= Ivan Zarutsky =

Cossack leader (died 1614)

Ivan Martynovich Zarutsky (Заруцкий, Иван Мартынович, Iwan Martynowicz Zarucki or Zarudzki) (died 1614) was a Cossack leader in Russia in the early 17th century.

==Biography==
Zarutsky was born in the city of Ternopol in the 16th century, then part of Poland–Lithuania.

In 1606–1607, ataman Zarutsky and his men took part in the Bolotnikov Uprising. After Ivan Bolotnikov's defeat on the outskirts of Moscow, Zarutsky went to Poland to take the side of "tsar Dmitry" (False Dmitri II) and Polish king Sigismund III Vasa. Zarutsky played an important role in creating the military for False Dmitri II and took part in all of his battles, for which he would be given the title of a "boyar".

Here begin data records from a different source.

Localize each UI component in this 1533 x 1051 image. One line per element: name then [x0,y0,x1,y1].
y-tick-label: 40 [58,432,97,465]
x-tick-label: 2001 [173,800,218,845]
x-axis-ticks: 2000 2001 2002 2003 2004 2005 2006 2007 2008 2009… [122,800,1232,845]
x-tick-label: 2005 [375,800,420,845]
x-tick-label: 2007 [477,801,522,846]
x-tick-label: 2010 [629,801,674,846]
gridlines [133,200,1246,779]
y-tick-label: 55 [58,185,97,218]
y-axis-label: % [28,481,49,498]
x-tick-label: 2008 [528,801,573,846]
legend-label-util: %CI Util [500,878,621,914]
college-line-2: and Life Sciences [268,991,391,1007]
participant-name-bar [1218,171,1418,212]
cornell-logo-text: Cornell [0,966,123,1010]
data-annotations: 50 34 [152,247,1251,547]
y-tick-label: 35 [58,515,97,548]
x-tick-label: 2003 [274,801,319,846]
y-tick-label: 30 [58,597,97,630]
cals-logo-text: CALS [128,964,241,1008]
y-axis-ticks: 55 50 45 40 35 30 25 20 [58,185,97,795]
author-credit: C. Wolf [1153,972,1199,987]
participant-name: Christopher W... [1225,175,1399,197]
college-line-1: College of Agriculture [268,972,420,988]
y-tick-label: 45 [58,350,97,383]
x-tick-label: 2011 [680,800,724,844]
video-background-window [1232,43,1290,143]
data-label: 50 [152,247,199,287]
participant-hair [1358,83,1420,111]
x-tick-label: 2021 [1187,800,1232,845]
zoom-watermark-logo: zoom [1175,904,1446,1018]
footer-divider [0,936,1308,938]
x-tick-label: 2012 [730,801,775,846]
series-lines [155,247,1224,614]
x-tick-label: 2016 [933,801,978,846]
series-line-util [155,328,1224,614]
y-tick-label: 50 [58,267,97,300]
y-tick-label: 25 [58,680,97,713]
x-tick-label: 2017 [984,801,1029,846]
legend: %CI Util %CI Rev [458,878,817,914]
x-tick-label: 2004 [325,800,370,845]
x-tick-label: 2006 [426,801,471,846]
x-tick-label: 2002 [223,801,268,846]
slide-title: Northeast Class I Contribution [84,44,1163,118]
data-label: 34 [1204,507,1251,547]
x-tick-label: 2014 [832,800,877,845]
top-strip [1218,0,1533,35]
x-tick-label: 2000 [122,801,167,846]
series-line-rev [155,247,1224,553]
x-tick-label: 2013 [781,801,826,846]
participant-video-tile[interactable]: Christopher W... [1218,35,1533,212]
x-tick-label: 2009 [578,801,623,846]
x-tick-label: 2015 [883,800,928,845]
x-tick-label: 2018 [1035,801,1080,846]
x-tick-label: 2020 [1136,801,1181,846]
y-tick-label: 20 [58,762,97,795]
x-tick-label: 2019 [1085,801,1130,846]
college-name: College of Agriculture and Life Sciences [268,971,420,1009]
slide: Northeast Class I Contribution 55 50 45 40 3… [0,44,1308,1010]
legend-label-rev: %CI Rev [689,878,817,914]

After the death of the impostor, Zarutsky married Dmitri's widow Marina Mniszech and set the goal to install her son Ivan on the Russian throne. In January 1611, Zarutsky joined the First People's Volunteer Army, which had been fighting with the Polish invaders in Moscow under the command of Prokopy Lyapunov. Zarutsky organized Lyapunov's assassination and became the leader of the army; however, most of the service class people left it after that. Zarutsky was left with a scanty unit of the Cossacks, who couldn't struggle successfully in small numbers. The leader of the Second People's Volunteer Army, Dmitry Pozharsky, urged the people to unite and not to recognize the authority of Marina Mniszech, her son and Zarutsky.

In 1612, abandoning the siege of Moscow, Zarutsky and his cossacks fled to Kolomna with Marina Mniszech and her son Ivan. In June 1613, Tsar Mikhail Romanov's army confronted the plundering Zarutsky at Voronezh, forcing Zarutsky's retreat to Astrakhan. Zarutsky instigated a reign of terror, which caused a popular uprising, forcing Zarutsky to escape in May 1614. By mid-June, Zarutsky was captured, along with Marina and Ivan. Zarutsky was impaled in Moscow, and the three year old Ivan hanged. Marina was imprisoned in a Kolmna tower, and died soon after.